Oddly enough, there’s a secondary play appended to the clumsy slapstick, which examines the possibility that Freud doctored his case notes in order to suppress his sexual feelings. This theme is full of interest and suspense, and Johnson handles it with great dramatic skill but it forms barely one fifth of the whole. Fused together, the farce and the melodrama are as incongruous as a giraffe laying bricks. Peculiar choices have been made in the audition room. Poor old Antony Sher (Freud) is quite a good actor but he keeps being cast in comic roles because he’s squat, stout, bald and has a silly face. This is unfair. Let him do serious work. The producers have punted a big pile of dosh on this pony. The second act includes a dream sequence requiring five extra actors and a huge decorated apparatus hidden behind the main set. It’s a cripplingly expensive two minutes. Maybe RBS gave them a loan. I hope the wager pays off and some starry-eyed moneybags offers to cart the heap into town. The good news is that most of the critics who matter loved it.

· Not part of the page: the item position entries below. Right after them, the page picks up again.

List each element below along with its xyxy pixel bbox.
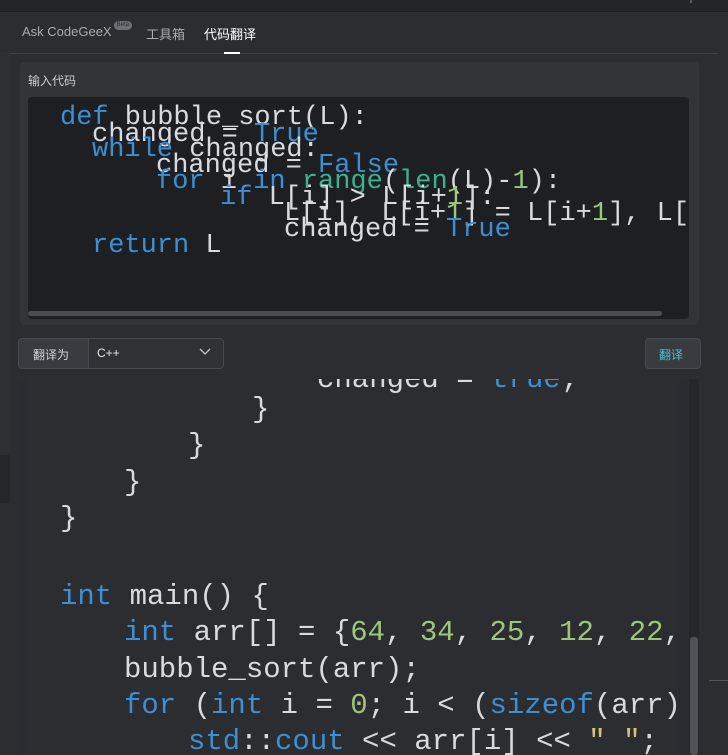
target-language-value: C++ (97, 346, 120, 360)
input-panel-title: 输入代码 (28, 74, 77, 88)
beta-badge: Beta (113, 21, 132, 30)
tab-code-translate[interactable]: 代码翻译 (204, 24, 256, 43)
translate-button-label: 翻译 (659, 348, 684, 362)
vertical-scrollbar-thumb[interactable] (690, 637, 698, 755)
output-code-line: } (252, 393, 270, 426)
horizontal-scrollbar[interactable] (28, 311, 662, 316)
left-gutter-dark (0, 455, 10, 503)
output-code-line: for (int i = 0; i < (sizeof(arr) / (124, 689, 678, 722)
tab-ask-codegeex[interactable]: Ask CodeGeeX Beta (22, 21, 132, 39)
window-edge-mark (690, 0, 692, 3)
output-code-line: bubble_sort(arr); (124, 653, 420, 686)
tab-bar: Ask CodeGeeX Beta 工具箱 代码翻译 (10, 11, 718, 54)
tab-toolbox[interactable]: 工具箱 (146, 24, 185, 43)
input-code-line: return L (92, 231, 222, 261)
translate-to-label: 翻译为 (33, 348, 70, 362)
output-code-line: } (188, 429, 206, 462)
output-code-line: } (124, 466, 142, 499)
input-code-editor[interactable]: def bubble_sort(L): changed = True while… (28, 97, 689, 319)
left-gutter (0, 52, 10, 452)
tab-ask-codegeex-label: Ask CodeGeeX (22, 24, 112, 39)
input-code-line: changed = True (284, 215, 511, 245)
output-code-line: int main() { (60, 580, 269, 613)
output-code-line: int arr[] = {64, 34, 25, 12, 22, 11 (124, 616, 678, 649)
active-tab-indicator (224, 52, 240, 54)
output-code-line: changed = true; (317, 379, 579, 396)
output-code-line: } (60, 502, 78, 535)
output-code-line: std::cout << arr[i] << " "; (188, 725, 658, 755)
chevron-down-icon (199, 348, 211, 355)
right-edge-mark (709, 680, 728, 681)
output-code-view[interactable]: changed = true; } } } } int main() { int… (28, 379, 678, 755)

Cheese by FanSHEN is a skit about the financial crisis. Set in a disused Oxford Street office, the play purports to be taking place during a farewell party. Spectators are invited to nibble cheese and sup wine. The action begins. Three sacked yuppies plunge themselves into a commercial venture involving cheese, which, for obscure reasons, has become rarer than gold. Various disjointed sketches follow and the play rapidly loses focus and momentum. Playwright Nikki Schreiber wants to ‘deconstruct’ (i.e., destroy) the customs of drama but she fails to grasp that these conventions are the instrument, and not the enemy, of theatrical communication. If you bash them around you make ugly parps instead of sweet harmonies.

The play’s highlight is a short Nigella spoof full of exquisite detail and sly, dextrous mockery. Is it worth the schlep just to see that? Not quite. But the actress responsible, Rachel Donovan, is an impressive comic talent.